As the Utah Jazz held their annual parade to the Media Day podium, Exum got to cut in line. That’s what happens when you are the second-longest tenured member of the team.

“I was like, ’You know what? I'm six years in,’” Exum said. “I was pushing guys to the back.”

Exum doesn't feel like a veteran yet, though.

That’s partly because of his age — he turned 24 this summer — and partly because of what he hasn’t been able to do: namely, play.

During Exum’s first season, he shared a team with a young Rudy Gobert and a Joe Ingles who was fresh off the waiver wire. Since then, Gobert has become the dominant defensive force in the league and Ingles has developed into a top-10 small forward.

Exum? He’s waited — sometimes patiently, sometimes less so — through injury after injury.

‘The thing I like about Dante in camp is he’s playing,” Jazz coach Quin Snyder said on Wednesday. “Whether he's off the ball, on the ball or guarding the ball, just to have him out there.”

Exum has been snakebitten. There’s no way around it. After playing all 82 games in his rookie season, he’s played in just 122 regular-season contests over the next four years. He tore his anterior cruciate ligament in 2015, underwent shoulder surgery, and last season alone dealt with a high-ankle sprain, a bone bruise and a torn patellar tendon in his right knee.

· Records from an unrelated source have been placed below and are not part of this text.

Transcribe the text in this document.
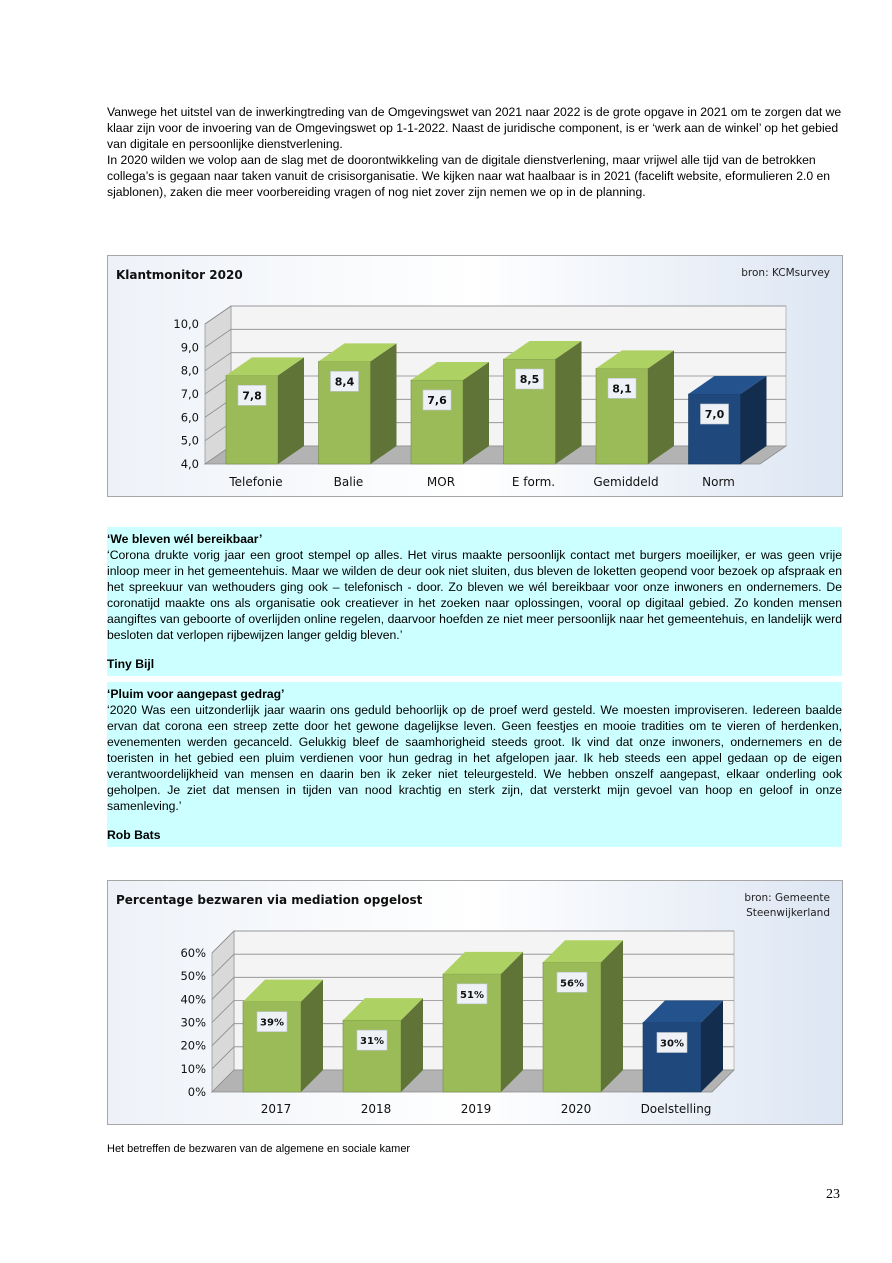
Vanwege het uitstel van de inwerkingtreding van de Omgevingswet van 2021 naar 2022 is de grote opgave in 2021 om te zorgen dat we klaar zijn voor de invoering van de Omgevingswet op 1-1-2022. Naast de juridische component, is er ‘werk aan de winkel’ op het gebied van digitale en persoonlijke dienstverlening.

In 2020 wilden we volop aan de slag met de doorontwikkeling van de digitale dienstverlening, maar vrijwel alle tijd van de betrokken collega’s is gegaan naar taken vanuit de crisisorganisatie. We kijken naar wat haalbaar is in 2021 (facelift website, eformulieren 2.0 en sjablonen), zaken die meer voorbereiding vragen of nog niet zover zijn nemen we op in de planning.

4,0
5,0
6,0
7,0
8,0
9,0
10,0
7,8
Telefonie
8,4
Balie
7,6
MOR
8,5
E form.
8,1
Gemiddeld
7,0
Norm
Klantmonitor 2020	bron: KCMsurvey
‘We bleven wél bereikbaar’

‘Corona drukte vorig jaar een groot stempel op alles. Het virus maakte persoonlijk contact met burgers moeilijker, er was geen vrije inloop meer in het gemeentehuis. Maar we wilden de deur ook niet sluiten, dus bleven de loketten geopend voor bezoek op afspraak en het spreekuur van wethouders ging ook – telefonisch - door. Zo bleven we wél bereikbaar voor onze inwoners en ondernemers. De coronatijd maakte ons als organisatie ook creatiever in het zoeken naar oplossingen, vooral op digitaal gebied. Zo konden mensen aangiftes van geboorte of overlijden online regelen, daarvoor hoefden ze niet meer persoonlijk naar het gemeentehuis, en landelijk werd besloten dat verlopen rijbewijzen langer geldig bleven.’

Tiny Bijl
‘Pluim voor aangepast gedrag’

‘2020 Was een uitzonderlijk jaar waarin ons geduld behoorlijk op de proef werd gesteld. We moesten improviseren. Iedereen baalde ervan dat corona een streep zette door het gewone dagelijkse leven. Geen feestjes en mooie tradities om te vieren of herdenken, evenementen werden gecanceld. Gelukkig bleef de saamhorigheid steeds groot. Ik vind dat onze inwoners, ondernemers en de toeristen in het gebied een pluim verdienen voor hun gedrag in het afgelopen jaar. Ik heb steeds een appel gedaan op de eigen verantwoordelijkheid van mensen en daarin ben ik zeker niet teleurgesteld. We hebben onszelf aangepast, elkaar onderling ook geholpen. Je ziet dat mensen in tijden van nood krachtig en sterk zijn, dat versterkt mijn gevoel van hoop en geloof in onze samenleving.’

Rob Bats
0%
10%
20%
30%
40%
50%
60%
39%
2017
31%
2018
51%
2019
56%
2020
30%
Doelstelling
Percentage bezwaren via mediation opgelost	bron: Gemeente
Steenwijkerland
Het betreffen de bezwaren van de algemene en sociale kamer
23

Will this year be different for Exum? Will he finally get some luck in the injury department? To his credit, he remains hopeful. And he’s trying to find ways to stay healthy.

He consulted with the Jazz this offseason and asked how former players had successfully made it through the grind of the season. The answer: They were strong. With that in mind, he hit the weight room over and over. He lifted to get bigger, to get stronger, but also because that’s all he really could do while recovering from knee surgery. The result is a noticeably broader Exum.

Utah Jazz guard Dante Exum poses for photos during media day at Vivint Arena in Salt Lake City on Monday, Sept. 30, 2019.
(Scott G Winterton, KSL)
Utah Jazz guard Dante Exum poses for photos during media day at Vivint Arena in Salt Lake City on Monday, Sept. 30, 2019. (Scott G Winterton, KSL)

“That was something I just tried to add, just be strong and be able to withstand not just 82 games, but over 100 games and all the practices that come along with it,” Exum said.

Body transformation tales are one of the biggest cliches of the NBA offseason. Could Exum’s be one of the few that bears fruit?

Regardless, that’s not the only thing different for the former No. 5 pick. A few seasons ago, the 6-foot-6 Exum would have made it clear: he is a point guard. He’s no longer as adamant about that.

“One of the biggest goals coming into the season is trying to have an open mind,” Exum said.

He’s played off the ball before, even extensively, but he’s embracing that potential role heading into this season. In the first couple days of training camp, he’s played the point, he’s been a wing, and he’s run the floor as a four.

“Right now, we are penciling Dante in as just a player that could play guard and wing,” said Dennis Lindsey, executive vice president of basketball operations for the Jazz.

That fits right in with the new-look Jazz. Utah has a myriad of players on the wing that can not only handle the ball but also initiate the offense. Bojan Bogdanovic can create; Ingles is lethal in the pick and roll; Donovan Mitchell’s court vision continues to improve. Heck, coaches have even encouraged Jeff Green to play some point guard in the first two days of training camp.

All the secondary ball-handlers have forced Mike Conley Jr. to get used to not bringing the ball up — something he doesn't seem too sad about. Exum should only add to that group, giving the Jazz another weapon that they could plug in nearly anywhere.

Exum hasn’t been a full participant in practice yet, as the Jazz are purposefully being cautious with his recovery. Lindsey said that everything is pointing in the right direction, but that there isn’t a timetable for when Exum will be ready for full competition. But, at least, he’s participating — he’s playing.

For now, that’s good enough.

“He's looked better and better each day,” Conley said. “They have kind of brought him along slower. … So far, the drills he's been in, he’s looked really, really good; (he) looks in shape. I'm sure he's excited, and I think he'll be good for us.”